QUEBEC'S business leaders, at the forefront of rising national pride in the French-speaking province, have warned that a separate Quebec is a dangerous economic proposition. But at the same time they called for significant changes in the Canadian federal system. A poll released last week had 64 percent of business leaders in favor of a united Canada. An equal number said independence would have a negative economic impact in the first five years of a sovereign Quebec.

``Our members are saying we still want to keep Canada,'' says Ghislain Dufour, president of the Conseil du Patronat, a group of the top 400 business leaders in the province. ``The business milieu is still prepared to collaborate in rebuilding Canada.''

But their support comes with a rider: even pro-Canada advocates say there must be changes, what they call ``renewed federalism,'' which means more powers for Quebec, fewer for the central government in Ottawa. And one-third of the top business leaders said they wanted outright independence for Quebec, coupled with economic association with the rest of Canada.

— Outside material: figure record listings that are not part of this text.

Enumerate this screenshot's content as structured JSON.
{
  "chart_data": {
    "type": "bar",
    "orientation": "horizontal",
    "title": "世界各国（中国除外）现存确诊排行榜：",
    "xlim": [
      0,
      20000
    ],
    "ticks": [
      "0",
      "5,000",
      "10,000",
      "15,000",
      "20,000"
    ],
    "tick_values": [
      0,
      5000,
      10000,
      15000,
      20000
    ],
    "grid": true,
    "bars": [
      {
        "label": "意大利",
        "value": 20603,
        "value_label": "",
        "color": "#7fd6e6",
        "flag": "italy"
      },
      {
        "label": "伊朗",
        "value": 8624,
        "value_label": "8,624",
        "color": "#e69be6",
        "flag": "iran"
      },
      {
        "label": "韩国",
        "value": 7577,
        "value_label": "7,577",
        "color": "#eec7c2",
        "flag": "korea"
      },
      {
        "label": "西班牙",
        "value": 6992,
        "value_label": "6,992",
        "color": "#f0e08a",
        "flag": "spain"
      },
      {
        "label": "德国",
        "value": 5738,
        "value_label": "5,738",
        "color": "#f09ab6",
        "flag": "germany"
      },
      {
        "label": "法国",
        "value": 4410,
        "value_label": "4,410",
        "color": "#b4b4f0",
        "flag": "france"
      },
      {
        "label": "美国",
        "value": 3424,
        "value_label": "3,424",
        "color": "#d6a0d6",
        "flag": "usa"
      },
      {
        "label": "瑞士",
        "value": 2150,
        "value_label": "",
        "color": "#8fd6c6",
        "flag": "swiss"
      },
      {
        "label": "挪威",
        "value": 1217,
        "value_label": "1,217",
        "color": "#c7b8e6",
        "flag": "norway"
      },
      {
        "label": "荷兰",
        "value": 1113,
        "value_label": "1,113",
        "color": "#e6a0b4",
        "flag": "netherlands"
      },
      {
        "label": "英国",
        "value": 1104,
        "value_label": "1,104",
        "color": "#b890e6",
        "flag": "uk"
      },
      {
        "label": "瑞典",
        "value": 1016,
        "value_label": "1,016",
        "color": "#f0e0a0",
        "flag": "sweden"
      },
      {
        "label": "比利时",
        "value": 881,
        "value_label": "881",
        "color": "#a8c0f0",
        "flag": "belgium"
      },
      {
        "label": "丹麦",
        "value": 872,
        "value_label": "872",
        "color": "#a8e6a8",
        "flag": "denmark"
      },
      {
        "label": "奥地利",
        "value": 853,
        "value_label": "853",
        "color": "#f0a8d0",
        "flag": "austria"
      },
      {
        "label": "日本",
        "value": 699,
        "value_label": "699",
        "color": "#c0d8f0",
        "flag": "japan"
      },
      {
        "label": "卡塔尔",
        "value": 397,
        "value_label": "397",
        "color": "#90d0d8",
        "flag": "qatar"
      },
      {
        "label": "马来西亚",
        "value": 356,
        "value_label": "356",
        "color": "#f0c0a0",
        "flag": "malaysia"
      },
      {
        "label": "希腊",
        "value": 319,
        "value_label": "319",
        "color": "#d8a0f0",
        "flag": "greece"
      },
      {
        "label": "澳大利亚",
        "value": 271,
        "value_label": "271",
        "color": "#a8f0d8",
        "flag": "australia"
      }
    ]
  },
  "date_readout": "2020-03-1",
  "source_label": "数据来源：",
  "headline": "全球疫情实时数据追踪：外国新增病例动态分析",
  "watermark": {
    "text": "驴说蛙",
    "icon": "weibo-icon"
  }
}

``Dream Merchants,'' was Prime Minister Brian Mulroney's characterization of business and political leaders in favor of independence. He made those remarks in a speech earlier this month to the Quebec Chamber of Commerce. He received only polite applause.

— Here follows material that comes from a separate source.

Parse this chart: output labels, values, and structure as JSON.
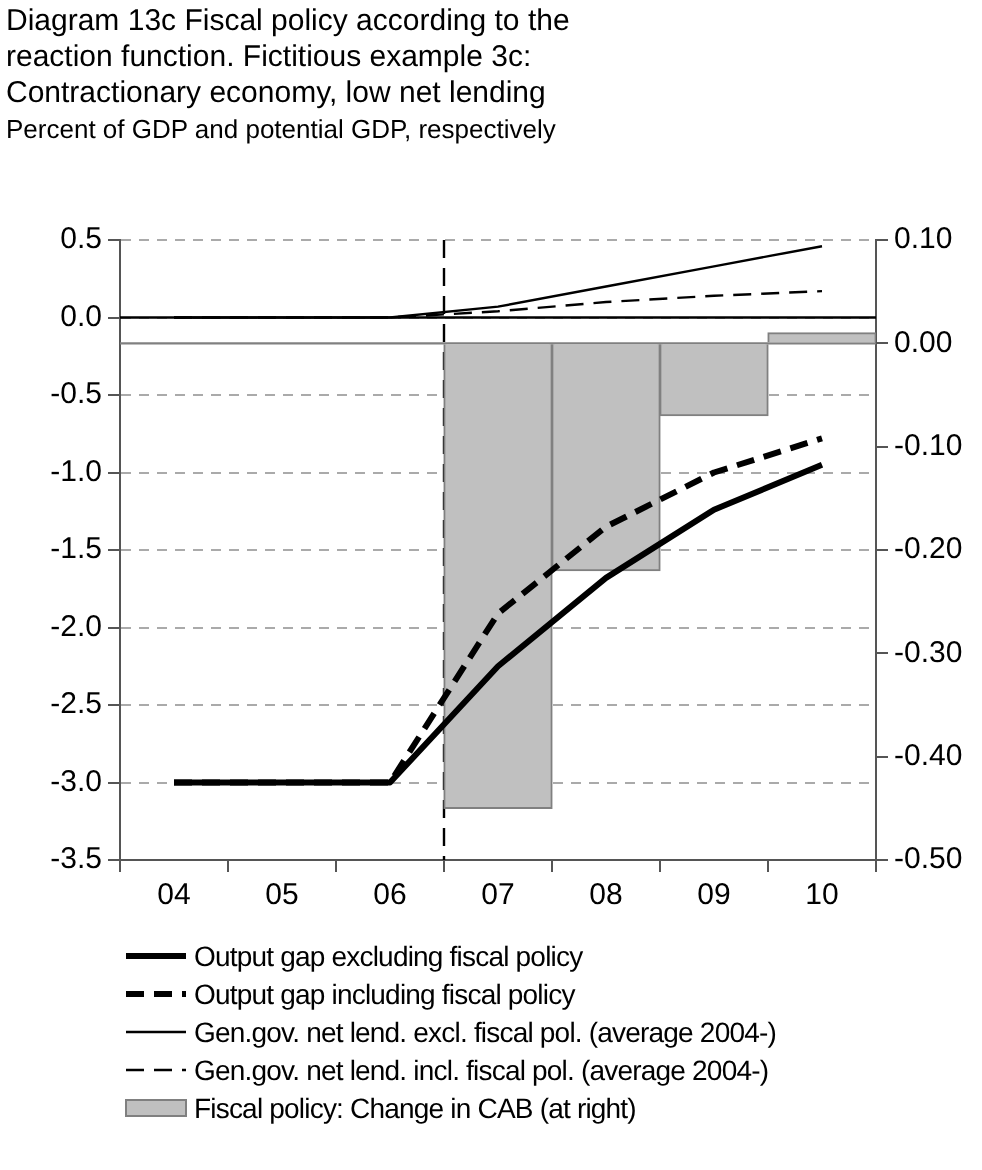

During the 1980 referendum on Quebec independence, business leaders in Quebec fought for the `yes' side - pro-Canada - which won 60 to 40. Now many corporate executives in Quebec are among those calling for the Canadian province to be a sovereign country, or at the very least become almost independent within a reworked Canada. That is called ``sovereignty association'' or, lately, ``internal sovereignty,'' both seeming contradictions that English Canada has said in recent polls it will reject.

Many young Quebec business people, though, don't care what English Canada thinks.

``I think Quebec should just leave,'' says Philippe Cote, a young advertising executive with a United States agency's Montreal office. ``We have proven we can handle our own affairs; look at our successful companies, such as Bombardier [a maker of snowmobiles, New York subway cars, and executive jets]. I want to be in on the beginning of a new country, my own country.''

That attitude reflects the thinking of young Quebeckers. A poll last month in the French-language magazine, Actualite, showed 64 percent of Quebeckers favored some form of independence. And that includes the 20 percent of residents who are not French-speakers.

MONEY talked in the last big debate on a separate Quebec in 1980. Now studies and statistics are again being trotted out to prove points for both sides.

The latest set of numbers shows Quebec is an economic winner in the Canadian money shuffle from the have provinces to the have-nots. The French-speaking province gets about $2 billion (Canadian; US$1.7 billion) more in benefits from the federal government than it pays in taxes, according to the Fraser Institute, a British Columbia think tank.

In his Quebec City speech, Mr. Mulroney asked why the taxpayers of British Columbia, Alberta, or Ontario would agree to keep transferring billions of dollars a year in equalization payments to a Quebec which would no longer share the responsibilities of the other provinces.

The simple answer appears to be that those dedicated to independence don't care. While $2 billion is a big number, it comes to only $304 for each of Quebec's 6.7 million people; more than spare change, but maybe not enough to tip the balance in favor of a united Canada.

``We have a good life here in Quebec,'' Mr. Cote says at an expensive restaurant on Rue St. Denis in Montreal, a place with an atmosphere as French as that of Paris. ``I think we could accept independence if it meant a slightly lower standard of living, but not if a meant a depression.''

One reality of an independent Quebec would be debt. The study by the Fraser Institute estimates a sovereign Quebec would have a total debt of C$100 billion, about a quarter of the Canadian total.

But Jacques Parizeau, the economist leader of the separatist Parti Qu'eb'ecois, says all the numbers show Quebec receives little or no benefit from remaining in Canada. He predicts a sovereign Quebec would be a business success. ``Small countries can live very well indeed within large markets,'' he says.